Esas olarak gıda endüstrisi tarafından kullanılan bir şeker ikamesi olan eritritol, son zamanlarda bir bulutun altına girdi. Ve üreticileri size bunun tamamen güvenli olduğunu söylese de, kimyasal olarak formüle edilmiş bir tatlandırıcı olan aspartam hakkında her zaman anekdot düzeyinde şüpheler olmuştur. Bu nedenle, onu kullanan ürünler daha az arzu edilir olarak kabul edilir.

Ama daha ucuz olabiliyorlar, bu yüzden aspartam her zaman şekersiz ürünlerde karşımıza çıkıyor. Diyet içecekler bir örnektir.

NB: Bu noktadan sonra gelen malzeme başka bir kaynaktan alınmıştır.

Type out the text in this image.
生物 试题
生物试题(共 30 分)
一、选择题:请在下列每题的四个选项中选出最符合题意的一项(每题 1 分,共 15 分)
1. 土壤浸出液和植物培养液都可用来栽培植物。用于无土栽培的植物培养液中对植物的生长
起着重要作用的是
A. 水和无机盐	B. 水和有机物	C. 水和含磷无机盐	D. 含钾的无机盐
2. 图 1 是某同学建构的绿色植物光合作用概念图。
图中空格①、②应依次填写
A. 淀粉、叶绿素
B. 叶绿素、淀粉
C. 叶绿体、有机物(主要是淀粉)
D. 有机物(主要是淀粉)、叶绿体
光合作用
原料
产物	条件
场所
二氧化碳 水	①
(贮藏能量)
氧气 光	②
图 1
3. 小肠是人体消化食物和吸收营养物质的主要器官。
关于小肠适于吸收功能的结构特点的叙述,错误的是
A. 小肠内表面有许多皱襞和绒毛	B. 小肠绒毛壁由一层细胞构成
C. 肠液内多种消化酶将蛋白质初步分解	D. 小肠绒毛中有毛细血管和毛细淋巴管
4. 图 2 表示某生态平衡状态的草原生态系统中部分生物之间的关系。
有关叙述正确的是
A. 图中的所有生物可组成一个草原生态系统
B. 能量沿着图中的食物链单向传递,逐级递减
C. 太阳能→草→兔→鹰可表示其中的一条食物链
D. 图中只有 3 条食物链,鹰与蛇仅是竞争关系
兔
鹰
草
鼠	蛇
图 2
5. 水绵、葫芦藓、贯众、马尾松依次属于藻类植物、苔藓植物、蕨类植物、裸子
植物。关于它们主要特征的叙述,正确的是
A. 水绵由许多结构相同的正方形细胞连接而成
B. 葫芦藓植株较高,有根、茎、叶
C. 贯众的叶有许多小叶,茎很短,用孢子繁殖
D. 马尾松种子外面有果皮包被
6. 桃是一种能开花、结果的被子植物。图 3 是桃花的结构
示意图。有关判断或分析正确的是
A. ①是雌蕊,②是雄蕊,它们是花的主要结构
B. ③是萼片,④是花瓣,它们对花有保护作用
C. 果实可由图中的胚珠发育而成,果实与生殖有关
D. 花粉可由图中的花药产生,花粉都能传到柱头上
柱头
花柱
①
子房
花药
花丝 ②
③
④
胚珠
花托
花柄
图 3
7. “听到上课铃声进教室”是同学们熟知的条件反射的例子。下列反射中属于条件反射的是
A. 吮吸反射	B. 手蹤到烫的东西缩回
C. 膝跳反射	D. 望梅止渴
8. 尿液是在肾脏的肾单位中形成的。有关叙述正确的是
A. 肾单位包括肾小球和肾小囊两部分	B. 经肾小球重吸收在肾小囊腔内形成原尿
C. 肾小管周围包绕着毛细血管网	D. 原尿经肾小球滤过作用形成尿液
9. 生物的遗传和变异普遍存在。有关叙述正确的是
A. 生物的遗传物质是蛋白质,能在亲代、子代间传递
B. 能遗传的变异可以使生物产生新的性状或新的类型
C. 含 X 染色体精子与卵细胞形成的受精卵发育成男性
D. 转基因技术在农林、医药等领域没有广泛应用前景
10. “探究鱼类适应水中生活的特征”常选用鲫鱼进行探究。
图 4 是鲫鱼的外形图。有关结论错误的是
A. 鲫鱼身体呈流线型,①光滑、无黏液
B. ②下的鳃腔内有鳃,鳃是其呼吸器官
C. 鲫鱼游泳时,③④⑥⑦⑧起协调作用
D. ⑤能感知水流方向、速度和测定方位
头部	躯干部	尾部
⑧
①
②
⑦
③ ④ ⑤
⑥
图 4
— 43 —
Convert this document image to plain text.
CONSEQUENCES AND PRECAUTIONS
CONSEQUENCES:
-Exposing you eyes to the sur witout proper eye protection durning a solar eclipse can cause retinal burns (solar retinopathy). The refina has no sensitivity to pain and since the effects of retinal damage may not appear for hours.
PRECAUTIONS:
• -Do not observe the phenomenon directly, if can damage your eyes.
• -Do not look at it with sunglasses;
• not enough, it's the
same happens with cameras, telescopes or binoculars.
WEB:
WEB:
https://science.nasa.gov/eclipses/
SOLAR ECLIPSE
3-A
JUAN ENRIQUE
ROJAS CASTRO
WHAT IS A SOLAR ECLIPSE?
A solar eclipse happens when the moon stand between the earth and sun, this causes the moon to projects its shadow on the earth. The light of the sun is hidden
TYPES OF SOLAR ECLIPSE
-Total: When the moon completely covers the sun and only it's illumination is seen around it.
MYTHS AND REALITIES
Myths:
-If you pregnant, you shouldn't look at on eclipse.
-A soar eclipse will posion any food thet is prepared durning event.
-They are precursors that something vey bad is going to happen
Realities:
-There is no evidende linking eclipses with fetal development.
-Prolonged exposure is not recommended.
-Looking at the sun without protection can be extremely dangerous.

Hem Coke hem de Pepsi, farklı pazarlarda çeşitli içecekler için farklı tatlandırıcılar kullanır, ancak her içecek için hangi tatlandırıcıyı kullandıklarını size asla açıkça söylemez.

DSÖ ne derse desin, neredeyse hiç kimse tüm tatlılardan vazgeçmeyecek.  Tatlıları kısmamız gerektiğini iddia etmek mümkündür, ancak tatlılardan tamamen vazgeçmemiz gerektiğini söylemek aptalca ve gerçekçi değildir.  (Sahne)
DSÖ ne derse desin, neredeyse hiç kimse tüm tatlılardan vazgeçmeyecek. Tatlıları kısmamız gerektiğini iddia etmek mümkündür, ancak tatlılardan tamamen vazgeçmemiz gerektiğini söylemek aptalca ve gerçekçi değildir. (Sahne)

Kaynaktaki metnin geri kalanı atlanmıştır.